Last week, BBC Newsnight exposed the impact that inadequate housing can have on the quality of life of disabled children and their families.
An investigation has discovered that inadequate homes, that are not appropriately adapted or accessible, are having a negative impact on the day-to-day lives of children living with disabilities. A poll by charity, Contact received over 4,000 responses from families and discovered that many homes fail to meet the needs of their children, with some families even struggling to get out of their home as they have no level-access. Some parents also believe that the lack of accessibility is worsening their child’s condition and, in some cases, putting them at risk.
Some families are even faced with extended stays in hospital, until an appropriate home can be found, or their own home is adapted. Delayed hospital discharges cost the NHS £285million each year and up to 14% of these could be reduced by accessible housing.*
The Disabled Facilities Grant was designed to reduce the number of hospital and care admissions and speed up a person’s return home, to enable them to live as independently as possible. The grant, which is given by your local council can cover the costs of any work that may need to be carried out. If you or a loved is living with a disability, and would benefit from adaptations to your home, contact your local council to see if you are eligible.
In many cases, a property will need to be found that can be made safe, practical, and comfortable. A child’s occupational therapist and wider care team are often tasked with searching for an appropriate property that can accommodate the child’s needs. Our team at France + Associates can support this process and have an excellent track record for identifying suitable properties.
As part of our property finding service, we consider the suitability of a property and it’s location in both the immediate and long-term. We can often make subtle additions to future-proof a property, such as reinforced ceilings for hoists, and electrics and space for through-floor lifts, should they need to be added at a later date.
We recently adapted a home for our client, Steven. He lives in a bungalow with his family, he is wheelchair dependent and requires full time support from a team of carers. He first moved into the home as a child, which was adapted to accommodate his wheelchair and included a specialist bedroom, playroom, and small hydrotherapy pool.
As Steven grew, so did his wheelchair. We made several adaptations to the property, including covering the hydrotherapy pool, which Steven had outgrown, to create a therapy room and provide more storage stage for all his medical equipment.
Having an adapted, accessible home with ample space for specialist equipment also means children and young adults like Steven, can have continued rehabilitation and physiotherapy in their own home.
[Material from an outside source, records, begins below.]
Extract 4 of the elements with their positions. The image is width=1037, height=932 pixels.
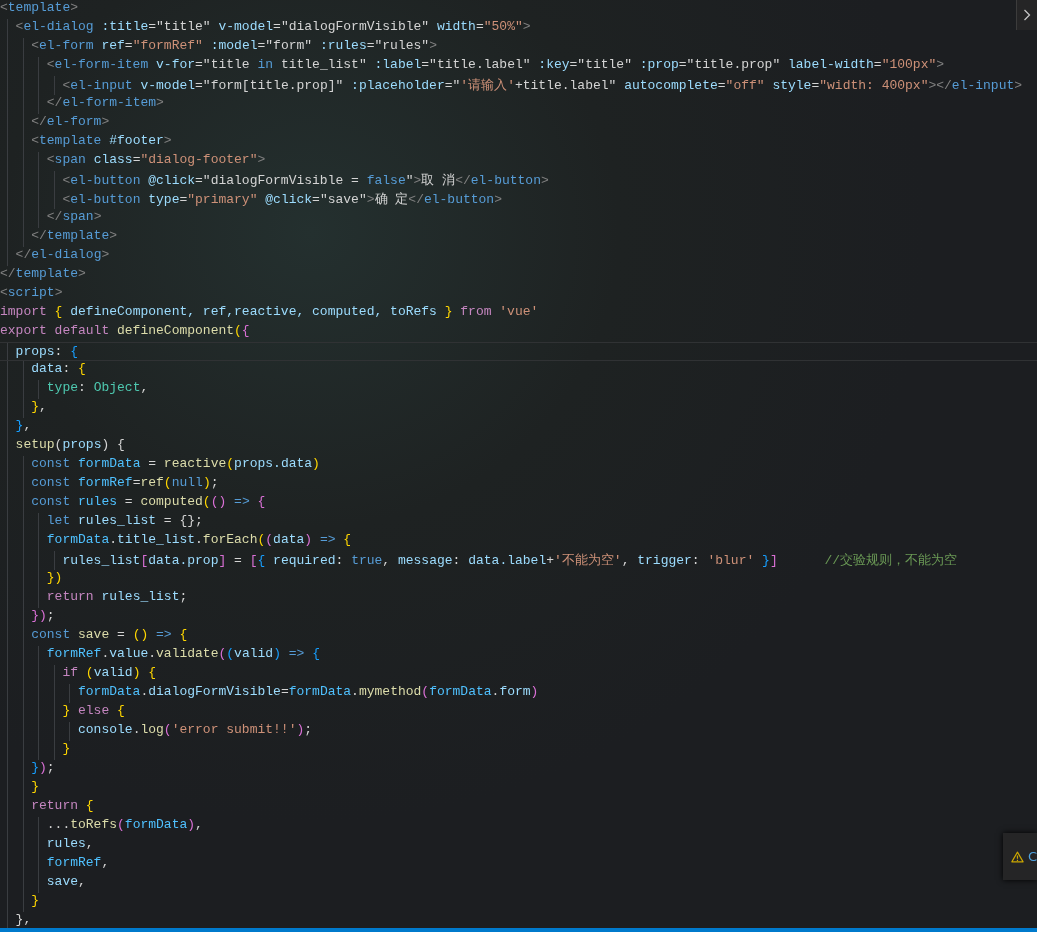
notification-text: C: [1027, 849, 1037, 864]
expand-panel-button[interactable]: [1016, 0, 1037, 30]
warning-icon: [1011, 849, 1024, 864]
chevron-right-icon: [1023, 9, 1031, 21]
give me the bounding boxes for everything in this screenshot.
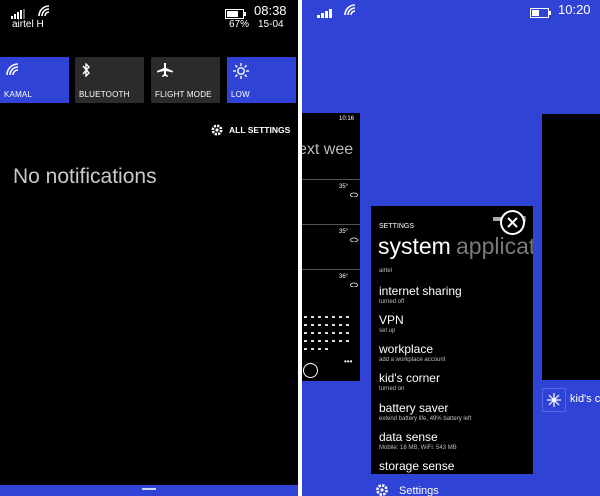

By enabling children to have therapies at home, they are likely to engage better with the treatments and see improved outcomes. Obstacles that may impact therapy sessions, such as transport or childcare for other children in the family can also be removed.
You can read more about Steven’s home here.
Currently 10% of people in the UK are living with a disability, but only 1 in 10 homes in England have at least one adaptation. This could be level access, widened doorways or a ground floor bedroom and accessible bathroom. These adaptations can be made to most properties to make them safe, inclusive, and functional for the whole family.
The accessibility standards in homes, particularly in social housing need to be improved as we work towards transforming the current and future needs of all children living with disabilities.